Long-term energy savings
With some condensing boilers now in their fourth or even fifth generation, they offer a tried-and-tested solution to reliable, cleaner heating. Capable of achieving near maximum efficiencies with ultra-low NOx emissions, the latest advanced models are future-proofed to all legislative requirements. Aside from immediate energy savings and reduced greenhouse gas emissions, benefits include improved maintenance and the positive impact on occupant wellbeing. Designed for easier installation, these boilers are increasingly compact and lightweight with flexible design options that help overcome space challenges and access restrictions.

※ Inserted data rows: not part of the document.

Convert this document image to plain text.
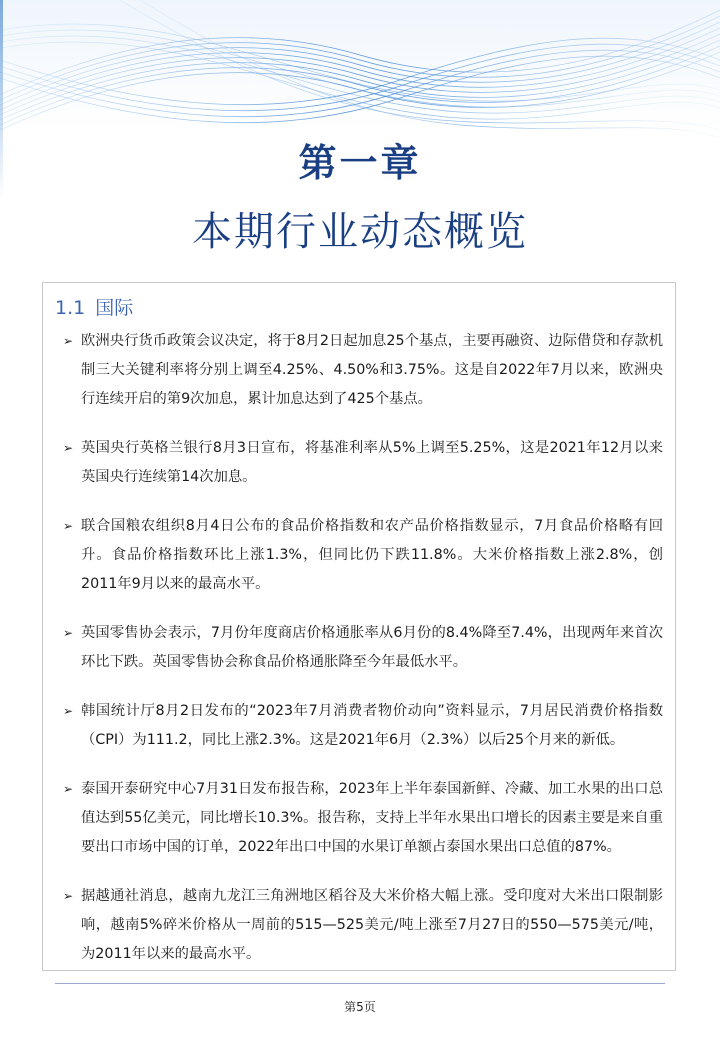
第一章
本期行业动态概览
1.1 国际
➢ 欧洲央行货币政策会议决定，将于8月2日起加息25个基点，主要再融资、边际借贷和存款机制三大关键利率将分别上调至4.25%、4.50%和3.75%。这是自2022年7月以来，欧洲央行连续开启的第9次加息，累计加息达到了425个基点。
➢ 英国央行英格兰银行8月3日宣布，将基准利率从5%上调至5.25%，这是2021年12月以来英国央行连续第14次加息。
➢ 联合国粮农组织8月4日公布的食品价格指数和农产品价格指数显示，7月食品价格略有回升。食品价格指数环比上涨1.3%，但同比仍下跌11.8%。大米价格指数上涨2.8%，创2011年9月以来的最高水平。
➢ 英国零售协会表示，7月份年度商店价格通胀率从6月份的8.4%降至7.4%，出现两年来首次环比下跌。英国零售协会称食品价格通胀降至今年最低水平。
➢ 韩国统计厅8月2日发布的“2023年7月消费者物价动向”资料显示，7月居民消费价格指数（CPI）为111.2，同比上涨2.3%。这是2021年6月（2.3%）以后25个月来的新低。
➢ 泰国开泰研究中心7月31日发布报告称，2023年上半年泰国新鲜、冷藏、加工水果的出口总值达到55亿美元，同比增长10.3%。报告称，支持上半年水果出口增长的因素主要是来自重要出口市场中国的订单，2022年出口中国的水果订单额占泰国水果出口总值的87%。
➢ 据越通社消息，越南九龙江三角洲地区稻谷及大米价格大幅上涨。受印度对大米出口限制影响，越南5%碎米价格从一周前的515—525美元/吨上涨至7月27日的550—575美元/吨，为2011年以来的最高水平。
第5页
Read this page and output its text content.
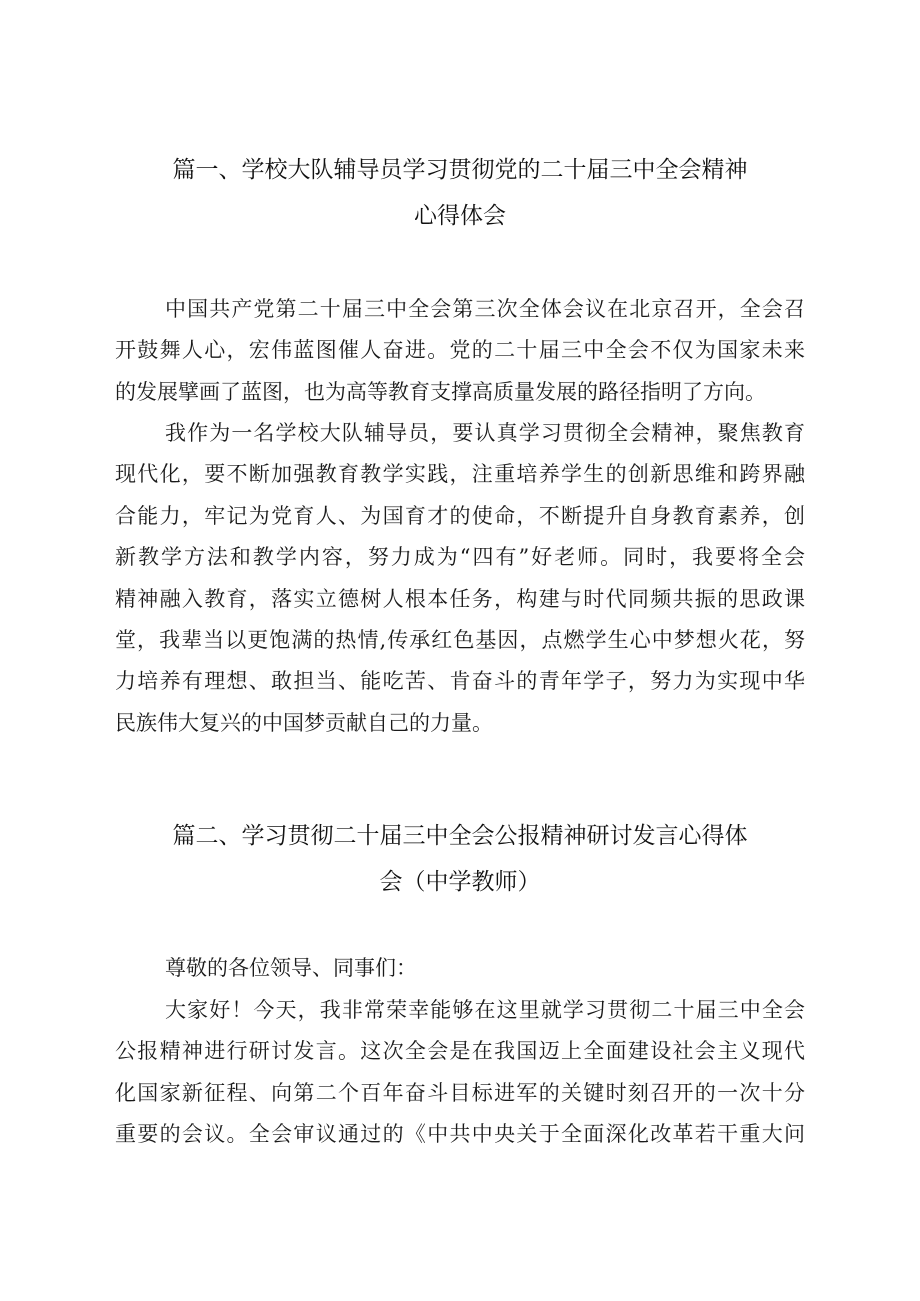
篇一、学校大队辅导员学习贯彻党的二十届三中全会精神
心得体会
中国共产党第二十届三中全会第三次全体会议在北京召开，全会召
开鼓舞人心，宏伟蓝图催人奋进。党的二十届三中全会不仅为国家未来
的发展擘画了蓝图，也为高等教育支撑高质量发展的路径指明了方向。
我作为一名学校大队辅导员，要认真学习贯彻全会精神，聚焦教育
现代化，要不断加强教育教学实践，注重培养学生的创新思维和跨界融
合能力，牢记为党育人、为国育才的使命，不断提升自身教育素养，创
新教学方法和教学内容，努力成为“四有”好老师。同时，我要将全会
精神融入教育，落实立德树人根本任务，构建与时代同频共振的思政课
堂，我辈当以更饱满的热情,传承红色基因，点燃学生心中梦想火花，努
力培养有理想、敢担当、能吃苦、肯奋斗的青年学子，努力为实现中华
民族伟大复兴的中国梦贡献自己的力量。
篇二、学习贯彻二十届三中全会公报精神研讨发言心得体
会（中学教师）
尊敬的各位领导、同事们：
大家好！今天，我非常荣幸能够在这里就学习贯彻二十届三中全会
公报精神进行研讨发言。这次全会是在我国迈上全面建设社会主义现代
化国家新征程、向第二个百年奋斗目标进军的关键时刻召开的一次十分
重要的会议。全会审议通过的《中共中央关于全面深化改革若干重大问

Installing multiple condensing boilers provides inherent versatility to increase or decrease output should the building’s use change. There is the added option to operate condensing boilers in conjunction with technologies like Combined Heat and Power units or gas absorption heat pumps to create a low carbon building.
For many buildings, efficiency starts with the boilers. Condensing boilers have the potential to transform the energy performance of a building, but good system design is central to achieving the maximum benefits. We at Remeha look forward to supporting Estates Managers, M&E engineers and contractors with our knowledge of this advanced technology to gain the maximum benefits and avoid the dreaded performance gap.